Derrière la crise post-électorale qui secoue le Cameroun, un homme orchestre méthodiquement la réponse sécuritaire du régime. Selon des révélations exclusives de Jeune Afrique publiées ce lundi, Paul Atanga Nji, ministre de l'Administration territoriale, a instauré un système de contrôle sans précédent qui redéfinit les contours de la liberté d'expression dans le pays.
L'hebdomadaire panafricain révèle une pratique particulièrement inquiétante : le ministre impose désormais "des limites qui apparaissent parfois plus strictes que la loi" en matière de liberté d'expression. Le cas de Joseph Biyong, élu de Douala, illustre cette dérive. Jeune Afrique rapporte que ce dernier a été convoqué le 17 novembre par le préfet du Wouri pour avoir simplement déclaré : "Nous tous connaissons la vérité. Tout le monde sait qu'Issa Tchiroma Bakary a remporté cette présidentielle."

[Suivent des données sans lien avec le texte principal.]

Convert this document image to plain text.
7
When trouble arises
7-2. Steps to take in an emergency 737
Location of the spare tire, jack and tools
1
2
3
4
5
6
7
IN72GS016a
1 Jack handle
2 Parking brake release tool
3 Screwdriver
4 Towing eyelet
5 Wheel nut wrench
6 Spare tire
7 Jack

La convocation, dont Jeune Afrique a eu copie, ne laisse aucune ambiguïté sur la nature de cette intimidation : "J'ai l'honneur de vous demander de bien vouloir vous présenter à la préfecture de Douala à Bonanjo (cabinet de monsieur le préfet du Wouri), le lundi 17 novembre 2025 à 13 heures précises, pour affaire vous concernant." Cette formulation vague permet au Minatd d'utiliser la détention administrative comme outil de dissuasion politique.
Selon Jeune Afrique, Paul Atanga Nji a imposé son style "offensif" depuis sa nomination en mars 2018, menant "gouverneurs et préfets à la baguette". Le magazine révèle que le ministre veille "personnellement à leur application" de ses directives, créant ainsi une chaîne de commandement directe qui court-circuite parfois les procédures légales normales.
Cette centralisation du pouvoir répressif a des conséquences dramatiques. Lors d'un passage à Douala, Atanga Nji a lui-même reconnu, selon Jeune Afrique, "un bilan de 16 morts et plus de 800 interpellations depuis le début de la contestation" post-électorale. Un aveu rare qui témoigne d'une stratégie assumée de répression massive.
Jeune Afrique met en lumière une conception particulièrement restrictive du débat démocratique défendue par le ministre. Pour Atanga Nji, "seul le chef de l'État est habilité à s'adresser au Peuple", et pas les différents leaders des partis politiques. Une position qui réduit drastiquement l'espace politique dans un pays qui se veut multipartite.
Le magazine révèle également que le ministre n'hésite pas à théâtraliser ses menaces. Ses "discours mordants, hyperboliques et théâtralisés visent à impressionner des opposants qu'il traite régulièrement de véreux", écrit Jeune Afrique. Cette rhétorique de l'intimidation s'accompagne de menaces directes : "Il y a des candidats qui ont des agendas cachés (...) Ceux-là vont croiser le fer avec l'administration car force restera à la loi et aucun écart de comportement ne sera toléré."
L'hebdomadaire rapporte l'inquiétude grandissante de certains modérés au sein même du régime Biya. "Pourquoi le chef ne le fait-il pas taire ?" s'emporte l'un d'eux, cité par Jeune Afrique. Cette question, qui "revient avec insistance dans les couloirs du pouvoir", suggère que les méthodes d'Atanga Nji pourraient finir par coûter cher au régime sur le plan de son image internationale.
Alors que le Cameroun traverse l'une de ses crises politiques les plus graves, Paul Atanga Nji semble avoir fait le pari de la manière forte. Reste à savoir si cette stratégie d'intimidation systématique permettra réellement de stabiliser le pays, ou si elle ne fera qu'alimenter la contestation qu'elle prétend étouffer.